Walking this last weekend in the Allandale Woods, a new-to-me urban forest near my home, I came across this:
A low two and half foot high, foot and a half foot wide wall capped with cement, smooth enough to walk on, even ride a bicycle on. Climbing up I looked one way.
I looked the other way. the wall also extended out of sight in both directions.
I came across this structure again and again, going down into valleys and up the other side,
climbing over hills and puddingstone outcrops, arching streams.
When I clambered on top and climbed, I had get on my hands and knees. (Watch out for poison ivy reaching up and and over.)
It was largely intact, with just a few holes knocked through to make way for trails.
Just like the body of the snake I saw crossing my path, the wall curved left and right, and rose and fell. A moment later, the snake shot straight ahead, and sometimes the wall did that two.
At first I wondered whether this was one of the walls that are build around estates to keep the wandering eyes and feet of passersby out of the owner-privilege space. But it was an easy wall to climb and stand on, and what grew on one side was no different from what grew on the other.
Later I learned something of the history of the property from gift of farmland to a veteran of the Pequot War of 1637 through a landed estate phase to purchase by the city of Boston in 1896. Sometime during the thirties the wall was build, perhaps to serve as a boundary. There are no records related to when this mile-long structure was actually build or who did the actual work. The identity of the workers on the Allandale wall may be as lost as those who built the Great Wall of China.

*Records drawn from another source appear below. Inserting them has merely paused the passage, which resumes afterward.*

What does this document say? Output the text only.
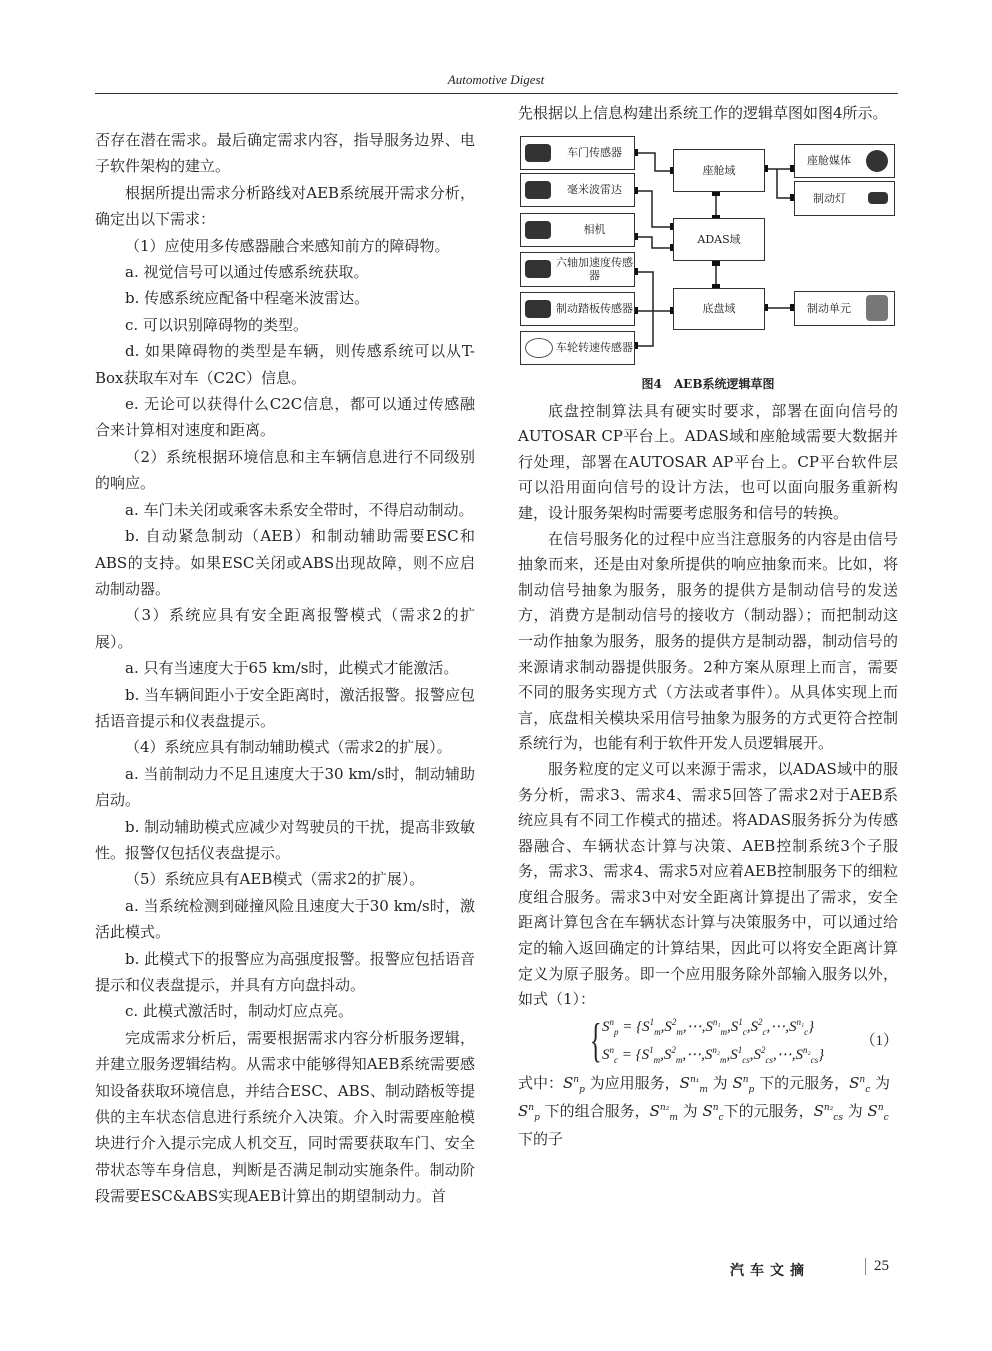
Automotive Digest

否存在潜在需求。最后确定需求内容，指导服务边界、电子软件架构的建立。

根据所提出需求分析路线对AEB系统展开需求分析，确定出以下需求：

（1）应使用多传感器融合来感知前方的障碍物。

a. 视觉信号可以通过传感系统获取。

b. 传感系统应配备中程毫米波雷达。

c. 可以识别障碍物的类型。

d. 如果障碍物的类型是车辆，则传感系统可以从T-Box获取车对车（C2C）信息。

e. 无论可以获得什么C2C信息，都可以通过传感融合来计算相对速度和距离。

（2）系统根据环境信息和主车辆信息进行不同级别的响应。

a. 车门未关闭或乘客未系安全带时，不得启动制动。

b. 自动紧急制动（AEB）和制动辅助需要ESC和ABS的支持。如果ESC关闭或ABS出现故障，则不应启动制动器。

（3）系统应具有安全距离报警模式（需求2的扩展）。

a. 只有当速度大于65 km/s时，此模式才能激活。

b. 当车辆间距小于安全距离时，激活报警。报警应包括语音提示和仪表盘提示。

（4）系统应具有制动辅助模式（需求2的扩展）。

a. 当前制动力不足且速度大于30 km/s时，制动辅助启动。

b. 制动辅助模式应减少对驾驶员的干扰，提高非致敏性。报警仅包括仪表盘提示。

（5）系统应具有AEB模式（需求2的扩展）。

a. 当系统检测到碰撞风险且速度大于30 km/s时，激活此模式。

b. 此模式下的报警应为高强度报警。报警应包括语音提示和仪表盘提示，并具有方向盘抖动。

c. 此模式激活时，制动灯应点亮。

完成需求分析后，需要根据需求内容分析服务逻辑，并建立服务逻辑结构。从需求中能够得知AEB系统需要感知设备获取环境信息，并结合ESC、ABS、制动踏板等提供的主车状态信息进行系统介入决策。介入时需要座舱模块进行介入提示完成人机交互，同时需要获取车门、安全带状态等车身信息，判断是否满足制动实施条件。制动阶段需要ESC&ABS实现AEB计算出的期望制动力。首

先根据以上信息构建出系统工作的逻辑草图如图4所示。

车门传感器
毫米波雷达
相机
六轴加速度传感器
制动踏板传感器
车轮转速传感器
座舱域
ADAS域
底盘域
座舱媒体
制动灯
制动单元
图4　AEB系统逻辑草图

底盘控制算法具有硬实时要求，部署在面向信号的AUTOSAR CP平台上。ADAS域和座舱域需要大数据并行处理，部署在AUTOSAR AP平台上。CP平台软件层可以沿用面向信号的设计方法，也可以面向服务重新构建，设计服务架构时需要考虑服务和信号的转换。

在信号服务化的过程中应当注意服务的内容是由信号抽象而来，还是由对象所提供的响应抽象而来。比如，将制动信号抽象为服务，服务的提供方是制动信号的发送方，消费方是制动信号的接收方（制动器）；而把制动这一动作抽象为服务，服务的提供方是制动器，制动信号的来源请求制动器提供服务。2种方案从原理上而言，需要不同的服务实现方式（方法或者事件）。从具体实现上而言，底盘相关模块采用信号抽象为服务的方式更符合控制系统行为，也能有利于软件开发人员逻辑展开。

服务粒度的定义可以来源于需求，以ADAS域中的服务分析，需求3、需求4、需求5回答了需求2对于AEB系统应具有不同工作模式的描述。将ADAS服务拆分为传感器融合、车辆状态计算与决策、AEB控制系统3个子服务，需求3、需求4、需求5对应着AEB控制服务下的细粒度组合服务。需求3中对安全距离计算提出了需求，安全距离计算包含在车辆状态计算与决策服务中，可以通过给定的输入返回确定的计算结果，因此可以将安全距离计算定义为原子服务。即一个应用服务除外部输入服务以外，如式（1）：

{ $S^n_p$ = $\{S^1_m,S^2_m,\cdots,S^{n_1}_m,S^1_c,S^2_c,\cdots,S^{n_1}_c\}$
$S^n_c$ = $\{S^1_m,S^2_m,\cdots,S^{n_2}_m,S^1_{cs},S^2_{cs},\cdots,S^{n_2}_{cs}\}$
（1）

式中：$S^n_p$ 为应用服务，$S^{n_1}_m$ 为 $S^n_p$ 下的元服务，$S^n_c$ 为 $S^n_p$ 下的组合服务，$S^{n_2}_m$ 为 $S^n_c$下的元服务，$S^{n_2}_{cs}$ 为 $S^n_c$ 下的子

汽车文摘	25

New England’s woods are full of fieldstone walls, cellar holes, old livestock pounds and wells, all rough and ready structures, vulnerable to frost and pillage. The Allandale wall, by contrast, is like a starched collar for uprightness, yet not so stiff that there wasn’t once a walk-the-wall day for adults and kids.
I like to think of laughing children playing on the wall, but I also like to imagine the wall forging ahead, taut with intention, a strong and clear statement, if now only to itself.